Metasploitable2 is a purpose-built virtual machine designed for cybersecurity professionals and penetration testers. Packed with intentional vulnerabilities and security flaws, it provides a realistic environment for testing security tools and conducting assessments. Fully compatible with the Metasploit Framework, Metasploitable2 is an excellent resource for hands-on security testing. In this guide, we’ll walk you through the step-by-step process of installing and using Metasploitable2 on VirtualBox, making it easy to set up your own testing environment.

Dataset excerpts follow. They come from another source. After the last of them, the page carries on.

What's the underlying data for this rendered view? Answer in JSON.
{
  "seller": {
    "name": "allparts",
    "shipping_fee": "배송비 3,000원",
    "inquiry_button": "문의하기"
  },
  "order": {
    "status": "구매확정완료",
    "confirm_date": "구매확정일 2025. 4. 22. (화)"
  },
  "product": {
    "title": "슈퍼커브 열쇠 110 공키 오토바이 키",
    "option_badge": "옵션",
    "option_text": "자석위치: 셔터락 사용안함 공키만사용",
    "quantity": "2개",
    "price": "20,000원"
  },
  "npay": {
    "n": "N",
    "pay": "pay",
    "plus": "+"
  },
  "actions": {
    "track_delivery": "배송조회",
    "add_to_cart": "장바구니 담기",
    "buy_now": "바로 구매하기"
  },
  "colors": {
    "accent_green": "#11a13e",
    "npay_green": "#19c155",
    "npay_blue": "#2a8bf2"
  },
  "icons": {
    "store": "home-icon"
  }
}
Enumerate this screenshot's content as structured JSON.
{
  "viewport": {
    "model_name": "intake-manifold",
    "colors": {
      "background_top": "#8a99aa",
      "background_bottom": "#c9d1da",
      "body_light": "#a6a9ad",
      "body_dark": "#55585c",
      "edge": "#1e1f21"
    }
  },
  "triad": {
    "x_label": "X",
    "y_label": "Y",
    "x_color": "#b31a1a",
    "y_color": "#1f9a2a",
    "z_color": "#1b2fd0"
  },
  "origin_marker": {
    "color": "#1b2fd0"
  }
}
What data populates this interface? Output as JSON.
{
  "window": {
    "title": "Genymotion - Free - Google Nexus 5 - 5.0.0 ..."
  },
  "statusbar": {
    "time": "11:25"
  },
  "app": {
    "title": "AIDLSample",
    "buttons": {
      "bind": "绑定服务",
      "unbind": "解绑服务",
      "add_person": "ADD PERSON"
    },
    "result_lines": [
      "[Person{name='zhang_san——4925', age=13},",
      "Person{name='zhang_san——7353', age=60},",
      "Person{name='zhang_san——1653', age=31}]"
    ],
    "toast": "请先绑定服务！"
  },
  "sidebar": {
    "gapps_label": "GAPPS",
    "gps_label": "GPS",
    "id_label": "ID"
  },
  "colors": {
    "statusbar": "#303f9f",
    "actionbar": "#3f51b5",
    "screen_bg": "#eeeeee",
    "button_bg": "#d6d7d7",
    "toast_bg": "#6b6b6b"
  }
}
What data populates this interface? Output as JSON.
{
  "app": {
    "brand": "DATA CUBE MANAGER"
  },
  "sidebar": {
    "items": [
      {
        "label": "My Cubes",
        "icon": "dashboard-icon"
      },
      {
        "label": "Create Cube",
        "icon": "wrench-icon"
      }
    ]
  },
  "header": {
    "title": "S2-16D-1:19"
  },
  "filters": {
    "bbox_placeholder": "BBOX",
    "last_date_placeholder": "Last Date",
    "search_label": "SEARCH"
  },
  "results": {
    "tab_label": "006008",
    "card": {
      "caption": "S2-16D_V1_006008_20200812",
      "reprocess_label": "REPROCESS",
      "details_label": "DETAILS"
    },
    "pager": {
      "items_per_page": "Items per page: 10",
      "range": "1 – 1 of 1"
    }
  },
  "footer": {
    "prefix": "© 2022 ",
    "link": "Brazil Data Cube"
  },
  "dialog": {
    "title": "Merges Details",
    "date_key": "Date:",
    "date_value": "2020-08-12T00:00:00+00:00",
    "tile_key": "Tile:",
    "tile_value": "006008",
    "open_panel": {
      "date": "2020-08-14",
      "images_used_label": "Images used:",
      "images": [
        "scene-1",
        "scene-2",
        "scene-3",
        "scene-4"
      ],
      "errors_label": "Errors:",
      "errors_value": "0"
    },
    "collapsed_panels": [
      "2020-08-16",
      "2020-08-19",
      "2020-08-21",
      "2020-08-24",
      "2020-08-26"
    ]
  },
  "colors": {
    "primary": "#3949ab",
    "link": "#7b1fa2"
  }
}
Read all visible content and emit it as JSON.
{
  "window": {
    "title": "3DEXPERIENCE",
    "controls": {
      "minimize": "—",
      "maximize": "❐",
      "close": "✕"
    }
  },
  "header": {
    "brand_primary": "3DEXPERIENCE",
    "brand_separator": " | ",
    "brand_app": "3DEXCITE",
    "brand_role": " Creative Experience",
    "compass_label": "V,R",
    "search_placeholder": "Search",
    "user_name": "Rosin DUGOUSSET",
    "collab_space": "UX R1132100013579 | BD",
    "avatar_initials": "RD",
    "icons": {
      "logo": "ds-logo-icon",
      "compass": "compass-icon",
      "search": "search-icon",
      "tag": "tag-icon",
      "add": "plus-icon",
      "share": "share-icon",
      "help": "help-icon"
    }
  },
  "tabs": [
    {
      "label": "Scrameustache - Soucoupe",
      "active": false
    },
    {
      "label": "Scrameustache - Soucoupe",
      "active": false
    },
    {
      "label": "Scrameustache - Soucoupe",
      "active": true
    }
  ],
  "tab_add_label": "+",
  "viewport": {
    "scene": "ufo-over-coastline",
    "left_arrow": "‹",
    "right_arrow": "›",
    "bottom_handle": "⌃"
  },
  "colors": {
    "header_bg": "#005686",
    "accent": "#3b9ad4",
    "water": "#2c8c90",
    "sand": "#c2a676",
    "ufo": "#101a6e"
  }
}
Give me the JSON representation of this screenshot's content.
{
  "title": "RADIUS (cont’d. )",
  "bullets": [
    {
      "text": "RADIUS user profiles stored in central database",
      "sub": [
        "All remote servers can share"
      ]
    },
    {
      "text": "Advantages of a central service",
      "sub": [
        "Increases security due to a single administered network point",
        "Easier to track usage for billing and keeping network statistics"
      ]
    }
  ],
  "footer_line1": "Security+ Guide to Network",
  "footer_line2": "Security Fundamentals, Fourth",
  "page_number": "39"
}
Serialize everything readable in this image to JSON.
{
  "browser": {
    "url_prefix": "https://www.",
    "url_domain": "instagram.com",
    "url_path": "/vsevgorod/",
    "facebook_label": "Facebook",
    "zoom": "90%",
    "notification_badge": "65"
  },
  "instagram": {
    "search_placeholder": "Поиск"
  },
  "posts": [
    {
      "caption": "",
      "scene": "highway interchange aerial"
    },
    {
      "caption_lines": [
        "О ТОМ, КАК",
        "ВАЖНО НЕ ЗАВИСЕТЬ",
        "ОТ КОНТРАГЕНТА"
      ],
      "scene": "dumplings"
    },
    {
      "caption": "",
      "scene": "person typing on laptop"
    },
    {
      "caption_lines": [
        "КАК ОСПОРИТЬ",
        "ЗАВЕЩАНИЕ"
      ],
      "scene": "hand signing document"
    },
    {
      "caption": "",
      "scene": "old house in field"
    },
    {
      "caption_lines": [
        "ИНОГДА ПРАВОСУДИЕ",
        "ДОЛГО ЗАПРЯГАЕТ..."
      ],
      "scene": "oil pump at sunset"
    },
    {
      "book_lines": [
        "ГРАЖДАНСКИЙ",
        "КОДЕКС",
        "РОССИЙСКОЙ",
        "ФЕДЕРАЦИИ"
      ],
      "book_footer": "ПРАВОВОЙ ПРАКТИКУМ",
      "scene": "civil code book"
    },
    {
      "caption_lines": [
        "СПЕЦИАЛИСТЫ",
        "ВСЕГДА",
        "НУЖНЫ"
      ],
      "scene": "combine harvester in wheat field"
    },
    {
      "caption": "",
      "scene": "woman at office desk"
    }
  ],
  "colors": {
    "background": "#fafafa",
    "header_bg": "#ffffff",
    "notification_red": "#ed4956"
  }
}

Step 1: Download Metasploitable2
Click the following link to download Metasploitable2: Metasploitable2 Download Link. After the download completes, store the zip file on your computer for extraction.
Step 2: Extract the Downloaded File
Locate the downloaded zip file, then right-click it and select “Extract Here.” The extracted folder will contain a virtual machine image in VMDK or OVF format, which will be used for setup. (Shell to Meterpreter Transition in Metasploit)
Step 3: Create a New Virtual Machine in VirtualBox
- Open VirtualBox and click the “New” button to start creating a virtual machine.
- Enter a name for your VM, such as “Metasploitable2.”
- (Optional) Specify a folder path to store the virtual machine files if you’d like to keep them in a specific directory.
- Set “Linux” as the operating system type and “Other Linux (64-bit)” as the version.
- Click “Next” to proceed.
Step 4: Adjusting System Resources
Before finalizing your virtual machine setup, adjust the RAM and CPU allocation based on your needs. While the default settings work fine, allocating more resources can improve performance, especially for intensive testing.
Step 5: Adding an Existing Virtual Hard Disk
Select “Use an existing virtual hard disk file.”
Locate and add the extracted Metasploitable2 file to VirtualBox.
At this stage, your virtual machine image is successfully loaded and ready to configure.
Step 6: Configuring Network Settings
Right-click on the Metasploitable2 virtual machine and select “Settings.”
Navigate to the “Network” tab to adjust your VM’s connectivity.
Choose the appropriate network mode—NAT or Bridged Adapter—to manage external connections and ensure proper communication for security testing. In my case I chose the pfsense-LAN so I can monitor traffic alerts using snort. Here is a write up on how to set up pfsense here.
Conclusion
Your Metasploitable2 virtual machine is now successfully set up in VirtualBox. To start the VM, simply double-click on it. Once Metasploit launches, you can interact with the system using your keyboard.
At the login screen, enter the credentials:
- Username:
msfadmin - Password:
msfadmin
From here, you’re ready to conduct penetration tests and analyze security vulnerabilities using the Metasploit Framework. Follow this guide closely to ensure a smooth setup and testing process.